Tocqueville vaut sans doute mieux que les exégèses filandreuses de ses thuriféraires libéraux d’aujourd’hui (Manent, Gauchet...) dont les interprétations changeantes selon les besoins politiques du moment leur permettent surtout l’accumulation d’un capital symbolique à faire fructifier pour conquérir et maintenir des positions dominantes dans un champ idéologico-politique où rivalisent des agents tels que des idéologues de cour, des exégètes demi-savants, des intellectuels pour médias ou des journalistes à prétentions intellectuelles. Le principal dogme tocquevillien pose « l’autonomie première des individus qui s’assemblent dans un second temps pour délibérer quant à la forme du contrat qui les réunit » (Gauchet).
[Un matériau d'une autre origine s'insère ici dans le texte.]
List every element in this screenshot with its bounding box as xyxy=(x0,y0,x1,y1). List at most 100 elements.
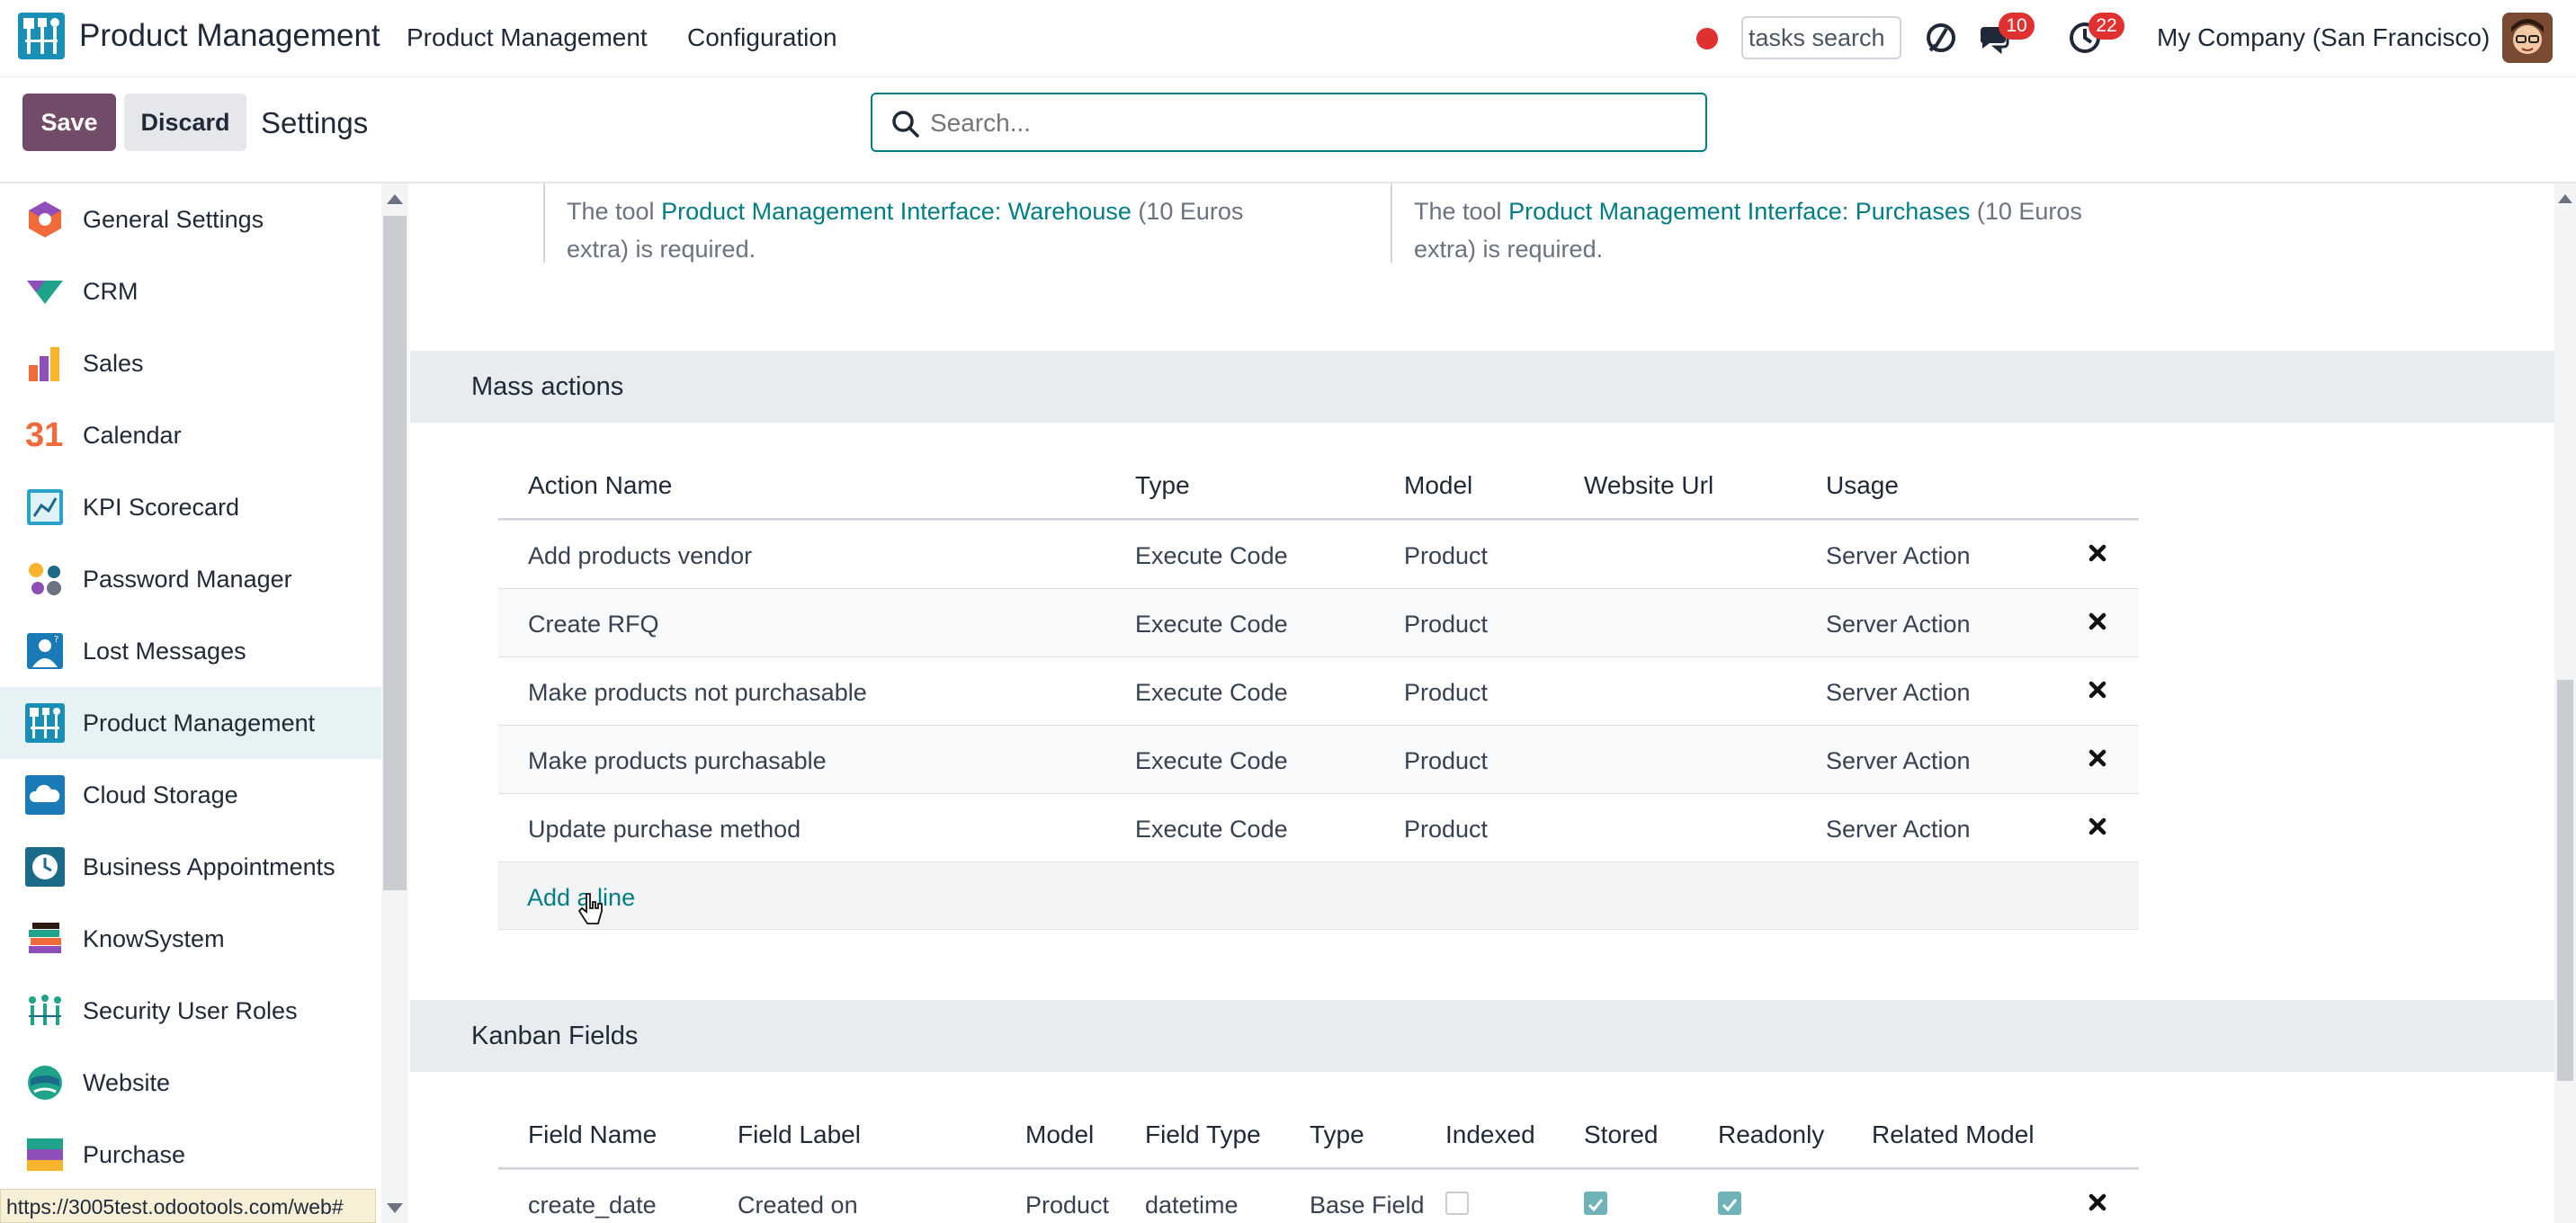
sidebar-item-website[interactable]: Website xyxy=(0,1047,381,1119)
column-header-field-type[interactable]: Field Type xyxy=(1145,1120,1261,1149)
cell-type: Base Field xyxy=(1310,1192,1425,1219)
main-scrollbar-thumb[interactable] xyxy=(2557,680,2573,1081)
general-settings-icon xyxy=(25,200,65,239)
table-row[interactable]: Add products vendor Execute Code Product… xyxy=(498,520,2139,588)
sidebar-item-lost-messages[interactable]: ? Lost Messages xyxy=(0,615,381,687)
sidebar-item-label: Calendar xyxy=(83,421,182,449)
requirement-prefix: The tool xyxy=(567,198,662,225)
sidebar-item-general-settings[interactable]: General Settings xyxy=(0,183,381,255)
table-row[interactable]: Make products purchasable Execute Code P… xyxy=(498,725,2139,793)
cell-usage: Server Action xyxy=(1826,542,1971,569)
sidebar-item-purchase[interactable]: Purchase xyxy=(0,1119,381,1191)
cell-usage: Server Action xyxy=(1826,679,1971,706)
sidebar-item-sales[interactable]: Sales xyxy=(0,327,381,399)
requirement-line2: extra) is required. xyxy=(567,236,756,263)
settings-sidebar: General Settings CRM Sales 31 Calendar K… xyxy=(0,183,381,1223)
odoobot-chat-icon[interactable] xyxy=(1923,20,1959,56)
app-title[interactable]: Product Management xyxy=(79,18,380,54)
recording-indicator-icon[interactable] xyxy=(1696,28,1718,49)
sidebar-item-label: Password Manager xyxy=(83,565,292,593)
menu-configuration[interactable]: Configuration xyxy=(687,23,837,52)
add-line-row[interactable]: Add a line xyxy=(498,861,2139,930)
sidebar-item-label: Sales xyxy=(83,349,144,377)
table-row[interactable]: Update purchase method Execute Code Prod… xyxy=(498,793,2139,861)
business-appointments-icon xyxy=(25,847,65,887)
search-input[interactable] xyxy=(930,103,1686,143)
table-row[interactable]: create_date Created on Product datetime … xyxy=(498,1169,2139,1223)
column-header-model[interactable]: Model xyxy=(1404,471,1472,500)
sidebar-item-password-manager[interactable]: Password Manager xyxy=(0,543,381,615)
delete-row-icon[interactable] xyxy=(2085,609,2110,634)
sidebar-item-label: KnowSystem xyxy=(83,924,225,952)
sidebar-item-security-user-roles[interactable]: Security User Roles xyxy=(0,975,381,1047)
knowsystem-icon xyxy=(25,919,65,959)
svg-text:?: ? xyxy=(54,635,58,645)
requirement-note-purchases: The tool Product Management Interface: P… xyxy=(1391,183,2164,263)
column-header-indexed[interactable]: Indexed xyxy=(1445,1120,1535,1149)
sidebar-item-crm[interactable]: CRM xyxy=(0,255,381,327)
column-header-stored[interactable]: Stored xyxy=(1584,1120,1659,1149)
cell-usage: Server Action xyxy=(1826,747,1971,774)
cell-action-name: Update purchase method xyxy=(528,816,801,843)
delete-row-icon[interactable] xyxy=(2085,1190,2110,1215)
sidebar-scroll-down-icon[interactable] xyxy=(387,1203,403,1213)
tasks-search-input[interactable] xyxy=(1741,16,1901,59)
section-title: Kanban Fields xyxy=(471,1022,639,1050)
settings-main-content: The tool Product Management Interface: W… xyxy=(410,183,2554,1223)
table-row[interactable]: Create RFQ Execute Code Product Server A… xyxy=(498,588,2139,656)
cell-model: Product xyxy=(1404,542,1489,569)
stored-checkbox[interactable] xyxy=(1584,1192,1607,1215)
column-header-usage[interactable]: Usage xyxy=(1826,471,1899,500)
sidebar-item-kpi-scorecard[interactable]: KPI Scorecard xyxy=(0,471,381,543)
requirement-link-warehouse[interactable]: Product Management Interface: Warehouse xyxy=(661,198,1131,225)
section-title: Mass actions xyxy=(471,372,624,401)
user-avatar[interactable] xyxy=(2502,13,2553,63)
column-header-related-model[interactable]: Related Model xyxy=(1872,1120,2035,1149)
cell-field-name: create_date xyxy=(528,1192,657,1219)
sidebar-scrollbar-thumb[interactable] xyxy=(383,216,407,890)
column-header-type[interactable]: Type xyxy=(1135,471,1190,500)
readonly-checkbox[interactable] xyxy=(1718,1192,1741,1215)
delete-row-icon[interactable] xyxy=(2085,814,2110,839)
company-switcher[interactable]: My Company (San Francisco) xyxy=(2157,23,2490,52)
column-header-readonly[interactable]: Readonly xyxy=(1718,1120,1824,1149)
requirement-prefix: The tool xyxy=(1414,198,1509,225)
settings-search-box[interactable] xyxy=(871,93,1707,152)
column-header-website-url[interactable]: Website Url xyxy=(1584,471,1713,500)
column-header-field-name[interactable]: Field Name xyxy=(528,1120,657,1149)
sidebar-item-label: Business Appointments xyxy=(83,853,335,880)
sidebar-scroll-up-icon[interactable] xyxy=(387,194,403,204)
indexed-checkbox[interactable] xyxy=(1445,1192,1469,1215)
save-button[interactable]: Save xyxy=(22,94,116,151)
menu-product-management[interactable]: Product Management xyxy=(407,23,648,52)
table-row[interactable]: Make products not purchasable Execute Co… xyxy=(498,656,2139,725)
sidebar-item-business-appointments[interactable]: Business Appointments xyxy=(0,831,381,903)
cell-model: Product xyxy=(1404,816,1489,843)
column-header-action-name[interactable]: Action Name xyxy=(528,471,672,500)
sidebar-item-label: KPI Scorecard xyxy=(83,493,240,521)
website-icon xyxy=(25,1063,65,1102)
main-scroll-up-icon[interactable] xyxy=(2558,194,2572,203)
cell-field-label: Created on xyxy=(738,1192,858,1219)
sidebar-item-cloud-storage[interactable]: Cloud Storage xyxy=(0,759,381,831)
password-manager-icon xyxy=(25,559,65,599)
sidebar-item-knowsystem[interactable]: KnowSystem xyxy=(0,903,381,975)
column-header-model[interactable]: Model xyxy=(1025,1120,1094,1149)
delete-row-icon[interactable] xyxy=(2085,540,2110,566)
delete-row-icon[interactable] xyxy=(2085,677,2110,702)
cell-model: Product xyxy=(1025,1192,1110,1219)
discard-button[interactable]: Discard xyxy=(124,94,246,151)
sidebar-item-product-management[interactable]: Product Management xyxy=(0,687,381,759)
product-management-app-icon[interactable] xyxy=(18,13,65,59)
cell-type: Execute Code xyxy=(1135,542,1288,569)
delete-row-icon[interactable] xyxy=(2085,745,2110,771)
column-header-type[interactable]: Type xyxy=(1310,1120,1364,1149)
sidebar-item-label: Security User Roles xyxy=(83,996,298,1024)
column-header-field-label[interactable]: Field Label xyxy=(738,1120,861,1149)
status-bar-url: https://3005test.odootools.com/web# xyxy=(0,1189,376,1223)
messages-count-badge: 10 xyxy=(1999,13,2035,40)
requirement-link-purchases[interactable]: Product Management Interface: Purchases xyxy=(1508,198,1970,225)
sidebar-item-calendar[interactable]: 31 Calendar xyxy=(0,399,381,471)
sidebar-item-label: Website xyxy=(83,1068,171,1096)
cell-model: Product xyxy=(1404,747,1489,774)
Cette délibération repose sur la fameuse égalité des conditions, notion surestimée par laquelle Tocqueville ne fait que prendre acte de la fin de la prééminence de l’aristocratie dans l’ordre social et politique. Elle s’accommode fort bien de l’inégalité des fortunes et n’empêche nullement de professer un solide mépris du peuple. Le libéralisme appliqué de Tocqueville tel qu’il apparaît dans ses Souvenirs, sa réaction à la révolution de 1848, son Travail sur l’Algérie, son Mémoire sur le paupérisme... est d’une navrante platitude bourgeoise. Dans le Mémoire sur le paupérisme, il argumente vigoureusement contre toute assistance officielle aux pauvres: il faut, écrit-il, avoir « le courage de contraindre à des efforts productifs la portion la plus inactive et la plus vicieuse de la population ». Il déplore qu’on ne puisse « oser laisser mourir de faim le pauvre parce que celui-ci meurt par sa faute » et appelle de ses vœux
« l’homme intrépide » qui pourrait exercer ce « terrible pouvoir »! D’ailleurs, les pauvres abusent de la charité publique tel ce vieillard à la figure « fraîche et vermeille » ou ces jeunes femmes « à l’insouciance effrontée, sans signe d’hésitation ni de pudeur, qui s’enrichissent par leurs vices mêmes », ce qui prouve bien que les secours publics facilitent « l’inconduite des femmes des basses classes »!
Sous des oripeaux de circonstances, le libéralisme reste ce que Jean-Claude Michéa, paraphrasant Marx, appelle une « apologie glaciale de l’égoïsme individuel » (L’Empire du moindre mal, 2007). Jusqu’à l’inhumanité!